毎回同じ

4県統一学力テスト:「中学数学」3年連続最下位に 県教委「応用力が不足」 /岩手

岩手、宮城、和歌山、福岡の県の児童、生徒を対象にした「06年度4県統一学力テスト」の結果が8日、発表された。岩手県は、中学校の数学が3年連続最下位だった。自ら考える力を身につけていないことが一因とみられる。県教育委員会は、教師が難しい応用問題を避け、簡単な計算の反復練習に偏った指導をする傾向があることに原因があるとみて、今後の対策を検討する。

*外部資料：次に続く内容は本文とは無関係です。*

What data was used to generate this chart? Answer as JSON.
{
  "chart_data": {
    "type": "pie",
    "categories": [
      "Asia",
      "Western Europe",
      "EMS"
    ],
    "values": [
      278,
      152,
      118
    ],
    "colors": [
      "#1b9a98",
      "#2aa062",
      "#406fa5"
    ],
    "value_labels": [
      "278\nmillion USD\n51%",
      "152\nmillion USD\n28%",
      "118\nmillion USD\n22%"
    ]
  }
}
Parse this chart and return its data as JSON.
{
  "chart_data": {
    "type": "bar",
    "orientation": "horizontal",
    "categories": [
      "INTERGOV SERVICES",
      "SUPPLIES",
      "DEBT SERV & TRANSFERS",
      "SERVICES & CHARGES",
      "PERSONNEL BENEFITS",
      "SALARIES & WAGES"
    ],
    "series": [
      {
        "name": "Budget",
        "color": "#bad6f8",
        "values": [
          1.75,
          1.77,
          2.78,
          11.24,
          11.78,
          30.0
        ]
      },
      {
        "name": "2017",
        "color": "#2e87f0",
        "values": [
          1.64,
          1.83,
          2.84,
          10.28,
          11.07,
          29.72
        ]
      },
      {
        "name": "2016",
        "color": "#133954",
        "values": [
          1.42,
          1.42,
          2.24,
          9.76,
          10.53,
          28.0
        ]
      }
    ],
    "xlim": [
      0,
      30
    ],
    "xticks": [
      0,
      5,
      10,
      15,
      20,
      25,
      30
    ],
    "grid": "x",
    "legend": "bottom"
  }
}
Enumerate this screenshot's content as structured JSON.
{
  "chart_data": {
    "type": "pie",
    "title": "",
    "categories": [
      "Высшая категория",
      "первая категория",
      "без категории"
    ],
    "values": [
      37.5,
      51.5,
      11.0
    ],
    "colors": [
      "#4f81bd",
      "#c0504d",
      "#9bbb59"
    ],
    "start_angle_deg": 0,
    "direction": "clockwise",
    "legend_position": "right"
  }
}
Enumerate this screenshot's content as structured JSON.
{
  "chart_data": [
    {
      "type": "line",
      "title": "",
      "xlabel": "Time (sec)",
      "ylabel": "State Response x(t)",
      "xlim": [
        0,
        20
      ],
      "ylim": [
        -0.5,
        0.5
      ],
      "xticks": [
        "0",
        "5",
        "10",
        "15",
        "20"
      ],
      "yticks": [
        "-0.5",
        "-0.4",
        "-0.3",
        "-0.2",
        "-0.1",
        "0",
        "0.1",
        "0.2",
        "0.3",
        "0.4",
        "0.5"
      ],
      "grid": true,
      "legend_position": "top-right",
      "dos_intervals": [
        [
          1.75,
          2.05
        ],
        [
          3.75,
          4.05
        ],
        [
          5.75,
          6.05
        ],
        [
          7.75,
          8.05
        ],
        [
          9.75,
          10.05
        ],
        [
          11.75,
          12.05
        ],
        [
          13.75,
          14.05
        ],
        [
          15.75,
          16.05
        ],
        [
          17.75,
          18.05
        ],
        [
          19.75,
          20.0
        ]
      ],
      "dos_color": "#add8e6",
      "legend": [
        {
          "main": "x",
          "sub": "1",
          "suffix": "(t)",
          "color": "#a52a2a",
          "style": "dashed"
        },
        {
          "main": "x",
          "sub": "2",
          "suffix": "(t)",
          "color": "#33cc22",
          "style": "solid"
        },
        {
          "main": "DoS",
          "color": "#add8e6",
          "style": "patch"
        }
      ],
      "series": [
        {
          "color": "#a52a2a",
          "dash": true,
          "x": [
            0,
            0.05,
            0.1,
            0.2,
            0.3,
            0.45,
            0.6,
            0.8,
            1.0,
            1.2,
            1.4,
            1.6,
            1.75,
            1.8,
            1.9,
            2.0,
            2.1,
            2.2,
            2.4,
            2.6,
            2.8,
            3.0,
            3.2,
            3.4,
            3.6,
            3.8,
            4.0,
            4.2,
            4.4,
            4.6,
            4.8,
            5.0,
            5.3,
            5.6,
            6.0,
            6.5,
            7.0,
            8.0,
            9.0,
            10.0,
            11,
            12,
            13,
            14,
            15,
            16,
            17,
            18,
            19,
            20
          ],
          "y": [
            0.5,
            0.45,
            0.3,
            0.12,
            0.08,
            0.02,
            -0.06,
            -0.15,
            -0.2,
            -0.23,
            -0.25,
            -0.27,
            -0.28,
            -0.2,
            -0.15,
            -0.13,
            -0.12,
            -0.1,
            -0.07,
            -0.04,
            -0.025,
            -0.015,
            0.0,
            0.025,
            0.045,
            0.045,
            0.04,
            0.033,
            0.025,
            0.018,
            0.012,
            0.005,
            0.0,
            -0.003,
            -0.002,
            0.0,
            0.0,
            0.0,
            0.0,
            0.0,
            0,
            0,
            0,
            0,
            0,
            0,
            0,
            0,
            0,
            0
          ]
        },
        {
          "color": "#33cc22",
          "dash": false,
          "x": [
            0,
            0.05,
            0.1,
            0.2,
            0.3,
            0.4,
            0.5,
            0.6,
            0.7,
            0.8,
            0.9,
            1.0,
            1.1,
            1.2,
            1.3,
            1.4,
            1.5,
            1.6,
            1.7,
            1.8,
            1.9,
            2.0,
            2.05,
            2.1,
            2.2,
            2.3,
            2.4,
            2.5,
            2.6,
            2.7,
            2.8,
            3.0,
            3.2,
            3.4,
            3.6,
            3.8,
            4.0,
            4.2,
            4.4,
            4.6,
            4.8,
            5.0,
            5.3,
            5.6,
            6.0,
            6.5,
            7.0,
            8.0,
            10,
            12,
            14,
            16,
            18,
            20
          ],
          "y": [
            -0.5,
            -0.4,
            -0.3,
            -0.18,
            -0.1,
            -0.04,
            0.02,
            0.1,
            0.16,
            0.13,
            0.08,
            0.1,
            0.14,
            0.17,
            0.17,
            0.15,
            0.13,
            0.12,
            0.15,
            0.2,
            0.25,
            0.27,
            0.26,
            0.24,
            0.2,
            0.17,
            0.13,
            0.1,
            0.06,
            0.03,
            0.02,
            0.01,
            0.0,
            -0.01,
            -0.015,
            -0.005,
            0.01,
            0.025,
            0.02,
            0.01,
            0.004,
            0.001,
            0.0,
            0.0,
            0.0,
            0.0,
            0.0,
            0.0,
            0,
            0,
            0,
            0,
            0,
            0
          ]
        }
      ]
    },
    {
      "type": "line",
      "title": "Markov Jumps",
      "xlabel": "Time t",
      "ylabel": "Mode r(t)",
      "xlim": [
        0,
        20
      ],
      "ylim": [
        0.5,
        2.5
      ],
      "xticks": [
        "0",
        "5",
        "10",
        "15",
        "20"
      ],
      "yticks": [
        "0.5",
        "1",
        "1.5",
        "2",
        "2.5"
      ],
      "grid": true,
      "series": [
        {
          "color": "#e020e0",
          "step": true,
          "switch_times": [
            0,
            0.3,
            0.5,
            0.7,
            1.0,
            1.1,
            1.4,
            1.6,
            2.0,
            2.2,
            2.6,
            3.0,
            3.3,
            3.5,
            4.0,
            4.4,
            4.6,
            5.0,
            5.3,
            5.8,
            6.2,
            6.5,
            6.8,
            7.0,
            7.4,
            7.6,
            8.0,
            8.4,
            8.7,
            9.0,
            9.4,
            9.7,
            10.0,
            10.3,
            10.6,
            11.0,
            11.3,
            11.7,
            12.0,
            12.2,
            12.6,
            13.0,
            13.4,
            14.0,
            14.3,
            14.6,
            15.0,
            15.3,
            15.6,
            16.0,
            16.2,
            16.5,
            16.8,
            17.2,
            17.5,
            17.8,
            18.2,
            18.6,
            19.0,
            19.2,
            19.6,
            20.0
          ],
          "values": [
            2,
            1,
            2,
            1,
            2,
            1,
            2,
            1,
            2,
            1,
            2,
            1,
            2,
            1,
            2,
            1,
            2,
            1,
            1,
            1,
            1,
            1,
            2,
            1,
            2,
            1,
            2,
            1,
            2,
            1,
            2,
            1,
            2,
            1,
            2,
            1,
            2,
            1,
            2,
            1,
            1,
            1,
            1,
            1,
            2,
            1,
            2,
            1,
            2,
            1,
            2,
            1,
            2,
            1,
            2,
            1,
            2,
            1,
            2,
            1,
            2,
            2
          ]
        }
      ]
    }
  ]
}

 このような記事には毎回同じようなことが書いてある。毎回同じことが課題として挙げられ、毎回同じような対策が提言されていることだ。
 なぜ、そういうことになるのか。その要因がこの記事からよく見える。記事には、

 県教育委員会は、教師が難しい応用問題を避け、簡単な計算の反復練習に偏った指導をする傾向があることに原因があるとみて、今後の対策を検討する。

という見解と、

県教委は「小学校段階で基礎を身につけないと、中学の応用問題を解く力がつかないのではないか」と分析する。

という矛盾した見解が並んでいる。
 「反復練習」はよく「基礎学力をつけるため」として導入されている。漢字ドリルや計算ドリルが学力低下が叫ばれ始めた頃、大流行したのはそういう捉え方があるからだ。おそらく、県教委もそういう提言なりアドバイスなりを行ってきたはずだ。
 だから、反復練習に偏っているという見解と基礎を身に着けなければいけないという見解が、県教委から同時に出てくるのは矛盾している。
 こうした矛盾が、岩手だけでなく様々なところで起きている。だから、どこの地域でも冒頭に書いたような状況になっている。
 全国学力テストでも間違いなく同じような課題が指摘されるはずだ。そして、基礎学力の不足とされ、基礎学力を身につけさせることが学校の使命だと言われるだろう。そして、学校は、おそらく反復練習に邁進するだろう。また、次回同じことが課題として指摘される。
 おそらく、この悪循環に陥るだろう。そして、安易な「ゆとり教育批判」によって学校の選べるメニューは大きく制限され、いつまでも悪循環から抜け出せない状況になるだろう。